REVIEW SUMMARY: A redundant and uninteresting read.

MY RATING:

BRIEF SYNOPSIS: Jack Casey, retired soldier in England’s collaborator army, is brought back to track down a renegade friend in a reverse-colonization novel set in England.

MY REVIEW:
PROS: Writing is solid, flows well.
CONS: Boring, redundant, and elements of racism present.

Land of Hope and Glory by Geoffrey Wilson takes its name from the patriotic British song that most Americans would recognize as Pomp and Circumstance (if you’ve ever sat through a graduation, you’ll know it). The association here is linked to a tightly nationalistic one, where a country’s people can band together under a common appreciation for the simple fact that they live within the same borders as one another. Never mind that this is an enormously complicated issue, one that seems to be the driving force behind the first book in this series. In an alternative history, magic is present in the world, and in a stunning twist of fate, England has been colonized by India, where the English find themselves under harsh foreign rule.

I have a number of problems with a premise such as this. I studied for my Master’s in military history, and while doing so, I focused a bit on Victorian Military history for a couple of projects. Alternative History is not as simple as flipping a switch and reversing two things. As such, the reasons for England’s colonization of much of the globe during the height of their empire are closely tied with trade and a patronizing attitude that uniting the world under the crown, and thus more like them will make everything right in the world. In Wilson’s novel, I never quite get the sense that the Rajthana have done precisely that for anything other than spite, and that much of the novel is designed to push this vision in the reader’s face by saying: “This is what it would have looked like if someone had done this to us!” It’s a noble gesture, in a way, but one that comes uncomfortably close to racial caricature, all the while the noble Englishman Jack Casey tries to do right by his family and grand old England. The real world is far more complicated, and far more interesting than the world presented in this book. Indeed, there are other alternative histories that blend in a bit of magic, such as Michael A. Stackpole’s recent The Crown Colonies trilogy and Gregory Keye’s fantastic The Age of Unreason quadrilogy.

The suspect world could be forgiven if there were an interesting central character and a story that was well written. Our protagonist, Jack Casey, is the unawakened character that’s lived an extensive life serving under England’s occupying forces, yet has seemingly never questioned his duty, consciousness or actions in his life, ever. Ultimately, he’s a dull figure, buffered back and forth by the situation around him.

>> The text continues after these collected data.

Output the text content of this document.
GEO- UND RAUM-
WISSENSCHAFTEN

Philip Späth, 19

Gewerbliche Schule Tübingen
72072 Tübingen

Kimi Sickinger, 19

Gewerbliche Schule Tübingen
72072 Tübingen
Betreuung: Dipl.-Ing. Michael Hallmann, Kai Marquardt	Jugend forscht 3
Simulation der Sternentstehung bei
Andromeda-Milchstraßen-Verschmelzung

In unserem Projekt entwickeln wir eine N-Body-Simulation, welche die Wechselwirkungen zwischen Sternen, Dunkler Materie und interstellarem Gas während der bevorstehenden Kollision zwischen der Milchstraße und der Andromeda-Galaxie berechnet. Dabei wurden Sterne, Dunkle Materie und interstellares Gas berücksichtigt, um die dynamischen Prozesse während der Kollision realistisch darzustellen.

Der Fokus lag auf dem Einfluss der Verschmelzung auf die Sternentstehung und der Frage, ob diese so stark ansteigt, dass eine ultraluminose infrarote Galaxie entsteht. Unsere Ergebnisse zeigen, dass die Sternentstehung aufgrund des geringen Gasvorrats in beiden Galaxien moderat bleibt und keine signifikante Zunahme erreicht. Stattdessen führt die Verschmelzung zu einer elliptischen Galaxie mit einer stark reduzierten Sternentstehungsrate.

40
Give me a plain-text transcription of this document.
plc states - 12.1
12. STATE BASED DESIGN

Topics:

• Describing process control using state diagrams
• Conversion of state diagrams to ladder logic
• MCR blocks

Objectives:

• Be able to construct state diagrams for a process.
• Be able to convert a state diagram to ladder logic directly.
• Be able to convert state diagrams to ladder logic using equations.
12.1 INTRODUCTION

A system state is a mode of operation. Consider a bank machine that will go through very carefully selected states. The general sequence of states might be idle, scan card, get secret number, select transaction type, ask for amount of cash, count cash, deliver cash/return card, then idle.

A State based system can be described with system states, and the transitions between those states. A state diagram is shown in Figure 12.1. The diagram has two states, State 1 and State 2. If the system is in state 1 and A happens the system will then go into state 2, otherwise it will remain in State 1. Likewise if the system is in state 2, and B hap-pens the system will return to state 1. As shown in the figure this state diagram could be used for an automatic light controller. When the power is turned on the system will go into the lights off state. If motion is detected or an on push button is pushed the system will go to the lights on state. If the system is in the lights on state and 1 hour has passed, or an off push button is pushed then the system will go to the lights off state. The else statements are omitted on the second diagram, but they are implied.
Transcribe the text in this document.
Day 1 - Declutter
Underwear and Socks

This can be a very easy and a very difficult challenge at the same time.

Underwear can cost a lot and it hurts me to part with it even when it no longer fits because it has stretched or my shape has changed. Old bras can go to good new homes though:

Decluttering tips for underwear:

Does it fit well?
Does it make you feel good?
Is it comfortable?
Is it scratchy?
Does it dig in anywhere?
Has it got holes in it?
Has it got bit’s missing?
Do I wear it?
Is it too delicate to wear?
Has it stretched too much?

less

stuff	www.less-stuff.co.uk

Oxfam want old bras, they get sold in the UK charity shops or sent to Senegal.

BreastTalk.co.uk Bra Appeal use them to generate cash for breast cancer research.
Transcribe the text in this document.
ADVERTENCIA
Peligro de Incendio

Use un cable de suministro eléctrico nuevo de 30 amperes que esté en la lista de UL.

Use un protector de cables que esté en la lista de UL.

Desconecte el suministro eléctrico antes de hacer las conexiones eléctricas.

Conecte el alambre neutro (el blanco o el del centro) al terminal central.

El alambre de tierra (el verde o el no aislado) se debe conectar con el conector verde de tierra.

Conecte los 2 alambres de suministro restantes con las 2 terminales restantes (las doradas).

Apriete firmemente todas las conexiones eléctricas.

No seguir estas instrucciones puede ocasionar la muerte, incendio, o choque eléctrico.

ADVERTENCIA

While the writing in this novel is solid, and would work well under other circumstances, the structure of this novel is rather poor. One notable example is of Casey himself, who suffers from a magical injury that’s working its way towards his heart. In the first third of the trip, we’re treated to two things: he’s brought back into the military, and for almost a hundred pages, a chase that alternates between him hunting down a former colleague and stopping due to chest pains. It’s a redundant, irritating occurrence that made me put the book aside for another, far more entertaining alternate history: Cherie Priest’s The Inexplicables. If you’re interested in something that you don’t need to pay much attention to, Land of Hope and Glory might do it. If not, Check out Keyes, Priest’s or Stackpole’s aforementioned novels.